Bows, Arrows, and Baptismal Fonts: The Significance of the Rainbow in the Bible

One of the perks of growing up in the Texas Panhandle was that I could see most of the United States from my front porch. It was that flat. Sunsets transform the whole horizon into a vast canvas of color. And if you’ve ever wanted to actually find the end of a rainbow, then that’s the place to be. You can spot where both ends of the arch kiss the earth.

Speaking of rainbows, they were the stuff of my Sunday School years, along with candy and campfire songs. Noah, the animals two-by-two, and finally the multicolored memento that God wouldn’t liquidate the earth again. The rainbow made for a pretty ending to an ugly story, but, honestly, I’d lost as much sleep fretting about worldwide flooding as I had about being mauled by a Texas polar bear. The rainbow was just one more biblical footnote in that jumbled mess of story after disconnected story in the Old Testament.

Or so I thought it was. Now, when the rain has ceased, and I happen to spy that bright bridge shining in the sky, I see God at work, finger-painting in the heavens a picture of salvation. Here’s why.

The Old Testament, which was written in Hebrew, has no word for rainbow. Yes, I realize that in your translation of Genesis, it might read something like, “I have set my rainbow in the clouds, and it will be the sign of the covenant between me and the earth.” (NIV, 9:13). But the word often translated as rainbow, keshet, simply means a bow.

What we see in the heavens is none other than a weapon of war.

But this weapon of war, two peculiarities set it apart. First, the bow is not drawn back. It’s suspended there, hanging in the heavens. Second, even as it hangs there, it’s pointed upward, not earthward. The bow of the divine warrior, the almighty judge, by which he shot oceans of arrows into the rebellious human race, has been retired. The instrument of execution has been changed into an emblem of peace--a hawk become a dove, a sword hammered into a plowshare. Now every time God sees His bow, He who never forgets will nevertheless remember His oath never to draw it again to punish the earth by a cosmopolitan flood.

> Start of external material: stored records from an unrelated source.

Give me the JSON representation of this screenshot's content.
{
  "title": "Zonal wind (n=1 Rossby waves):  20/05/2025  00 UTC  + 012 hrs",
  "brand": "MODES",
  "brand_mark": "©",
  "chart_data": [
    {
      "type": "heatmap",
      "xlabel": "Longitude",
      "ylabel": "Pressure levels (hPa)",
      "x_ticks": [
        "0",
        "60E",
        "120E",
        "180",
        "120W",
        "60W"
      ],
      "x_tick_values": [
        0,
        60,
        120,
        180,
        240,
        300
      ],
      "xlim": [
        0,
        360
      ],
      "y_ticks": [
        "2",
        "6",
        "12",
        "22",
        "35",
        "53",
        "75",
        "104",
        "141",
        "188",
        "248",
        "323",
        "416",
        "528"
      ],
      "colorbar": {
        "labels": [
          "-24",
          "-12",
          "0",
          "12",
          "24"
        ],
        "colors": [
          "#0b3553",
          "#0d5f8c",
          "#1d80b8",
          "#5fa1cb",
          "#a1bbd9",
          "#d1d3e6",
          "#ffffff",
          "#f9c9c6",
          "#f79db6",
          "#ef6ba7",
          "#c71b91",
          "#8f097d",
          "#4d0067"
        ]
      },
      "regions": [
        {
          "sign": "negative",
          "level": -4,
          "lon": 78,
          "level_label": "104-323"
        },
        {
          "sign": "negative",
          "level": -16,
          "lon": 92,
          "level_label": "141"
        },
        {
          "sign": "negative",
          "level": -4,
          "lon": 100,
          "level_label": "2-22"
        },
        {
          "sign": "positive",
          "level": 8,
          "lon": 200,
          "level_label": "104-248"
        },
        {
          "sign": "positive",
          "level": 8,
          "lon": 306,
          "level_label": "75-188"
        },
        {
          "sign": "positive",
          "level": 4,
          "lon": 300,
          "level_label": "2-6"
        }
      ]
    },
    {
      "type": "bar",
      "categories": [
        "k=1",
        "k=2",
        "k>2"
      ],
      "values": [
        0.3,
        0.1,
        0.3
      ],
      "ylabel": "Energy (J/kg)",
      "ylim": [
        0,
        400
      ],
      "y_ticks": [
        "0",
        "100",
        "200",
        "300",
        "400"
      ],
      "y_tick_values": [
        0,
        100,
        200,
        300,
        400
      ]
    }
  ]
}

But hold on, because the story gets even better. In two prophetic visions, Jesus appears wrapped in the radiance of this beautiful bow of peace. Ezekiel saw Him first, a man-like God, whose radiance was like “the bow in the clouds on a rainy day,” (1:26). John also saw Him, this God-become-man, enveloped by a rainbow that surrounded the throne of God (Revelation 4:2-3). Thus, as the story in Scripture unfolds, not only does the bow remain a token of God’s promise, iconic in the heavens; it also becomes associated with the manifestation of Jesus Christ, enthroned in glory.

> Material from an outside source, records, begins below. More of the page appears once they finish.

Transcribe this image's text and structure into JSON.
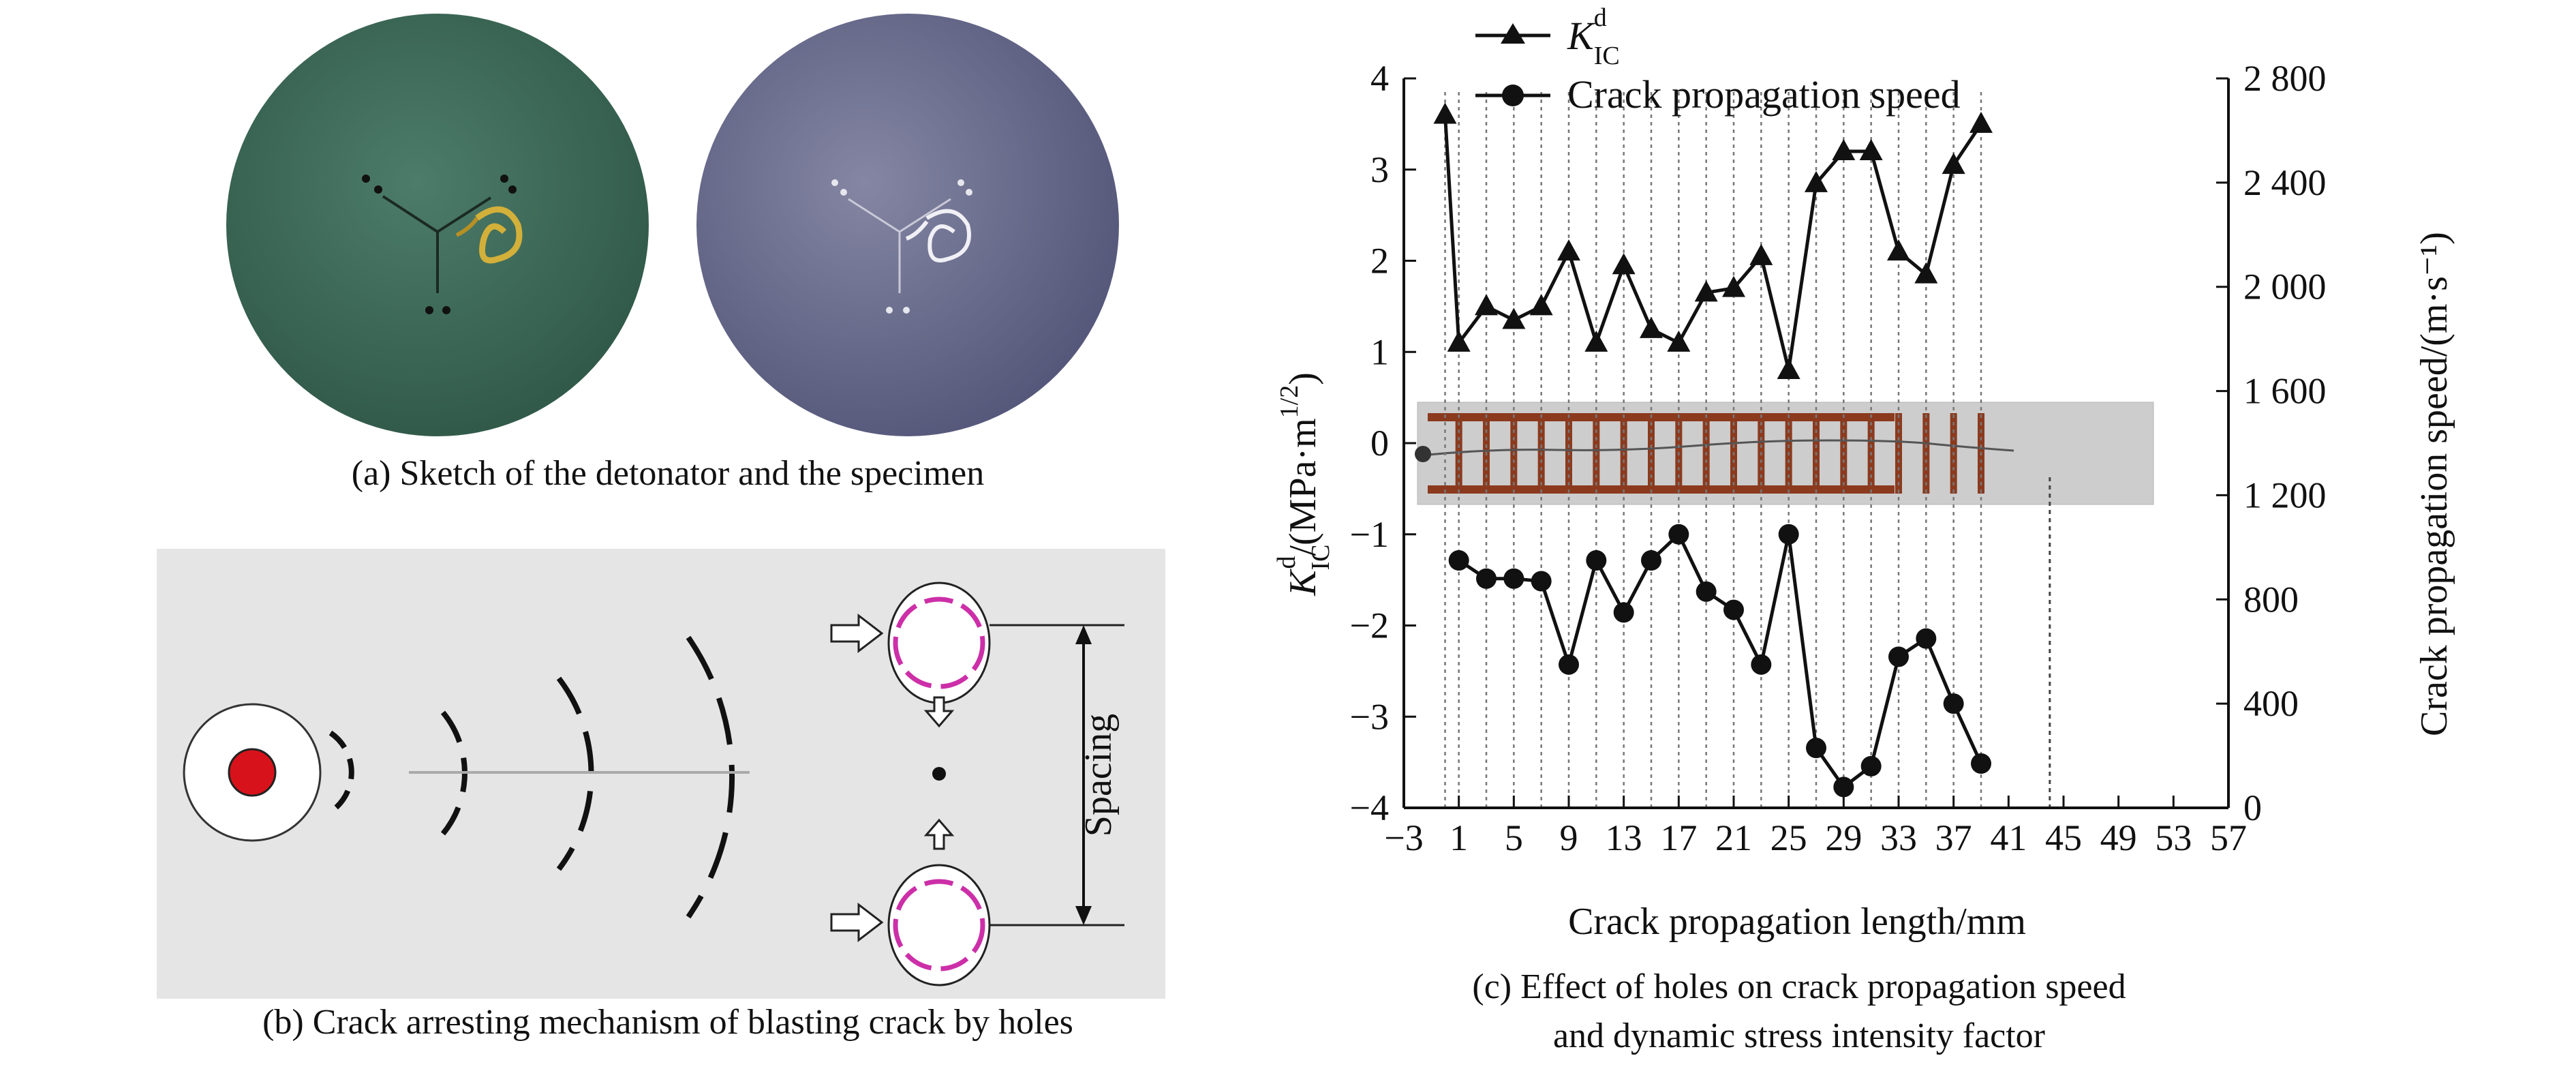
{
  "panel_a": {
    "caption": "(a) Sketch of the detonator and the specimen",
    "colors": {
      "left_disk": "#3f6a5a",
      "right_disk": "#6c6e8e",
      "wire": "#c8a22e"
    }
  },
  "panel_b": {
    "caption": "(b) Crack arresting mechanism of blasting crack by holes",
    "spacing_label": "Spacing",
    "colors": {
      "background": "#e6e6e6",
      "charge": "#d8121a",
      "hole_boundary": "#cc2fa8"
    }
  },
  "panel_c": {
    "caption_line1": "(c) Effect of holes on crack propagation speed",
    "caption_line2": "and dynamic stress intensity factor"
  },
  "chart_data": {
    "type": "line",
    "xlabel": "Crack propagation length/mm",
    "ylabel_left": "K_IC^d/(MPa·m^1/2)",
    "ylabel_right": "Crack propagation speed/(m·s⁻¹)",
    "xlim": [
      -3,
      57
    ],
    "ylim_left": [
      -4,
      4
    ],
    "ylim_right": [
      0,
      2800
    ],
    "x_ticks": [
      "−3",
      "1",
      "5",
      "9",
      "13",
      "17",
      "21",
      "25",
      "29",
      "33",
      "37",
      "41",
      "45",
      "49",
      "53",
      "57"
    ],
    "y_ticks_left": [
      "−4",
      "−3",
      "−2",
      "−1",
      "0",
      "1",
      "2",
      "3",
      "4"
    ],
    "y_ticks_right": [
      "0",
      "400",
      "800",
      "1 200",
      "1 600",
      "2 000",
      "2 400",
      "2 800"
    ],
    "legend": [
      "K_IC^d",
      "Crack propagation speed"
    ],
    "legend_position": "top-left",
    "series": [
      {
        "name": "K_IC^d",
        "marker": "triangle",
        "axis": "left",
        "x": [
          0,
          1,
          3,
          5,
          7,
          9,
          11,
          13,
          15,
          17,
          19,
          21,
          23,
          25,
          27,
          29,
          31,
          33,
          35,
          37,
          39
        ],
        "y": [
          3.6,
          1.1,
          1.5,
          1.35,
          1.5,
          2.1,
          1.1,
          1.95,
          1.25,
          1.1,
          1.65,
          1.7,
          2.05,
          0.8,
          2.85,
          3.2,
          3.2,
          2.1,
          1.85,
          3.05,
          3.5
        ]
      },
      {
        "name": "Crack propagation speed",
        "marker": "circle",
        "axis": "right",
        "x": [
          1,
          3,
          5,
          7,
          9,
          11,
          13,
          15,
          17,
          19,
          21,
          23,
          25,
          27,
          29,
          31,
          33,
          35,
          37,
          39
        ],
        "y": [
          950,
          880,
          880,
          870,
          550,
          950,
          750,
          950,
          1050,
          830,
          760,
          550,
          1050,
          230,
          80,
          160,
          580,
          650,
          400,
          170
        ]
      }
    ],
    "vertical_guides_x": [
      0,
      1,
      3,
      5,
      7,
      9,
      11,
      13,
      15,
      17,
      19,
      21,
      23,
      25,
      27,
      29,
      31,
      33,
      35,
      37,
      39
    ],
    "end_marker_x": 44
  }
}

And there’s yet one more wrinkle to this story. That ancient flood, which drowned the unbelieving world, but through which Noah and his household were saved, was a foreshadowing of the flood of regeneration and renewal which God works in the font. Peter says that “baptism, which corresponds to this [flood], now saves you, not as a removal of dirt from the body but as an appeal to God for a good conscience, through the resurrection of Jesus Christ,” (1 Peter 3). The flood, which both killed and kept alive, was a predecessor to baptism, which drowns the old Adam within us and makes us alive by uniting us to Jesus Christ.

Now when we assemble all these parts of the biblical narrative, we see that, unlike I supposed in my Sunday School days, the rainbow is not just one more biblical footnote, disconnected from a seemingly disconnected story. In many ways, the two ends of the rainbow join together the two ends of the Bible, uniting Genesis to Revelation, and everything in between. When you are baptized, the Lord drowns you in that flood, but then raises you alive out of those waters to enter a new and better ark, the door of which was hewn open by a Roman spear in the side of Jesus the crucified. A rainbow envelops with its radiance our saving Lord. This colored arc betokens that He is the one who has put an end to the wrath of the Father, made peace between God and man, and ushered you into a new creation.

I’ve never walked into a church in which the baptismal font is adorned with a bow, pointing heavenward, hanging above it. But if I ever do, if you ever do, then we’ll know why.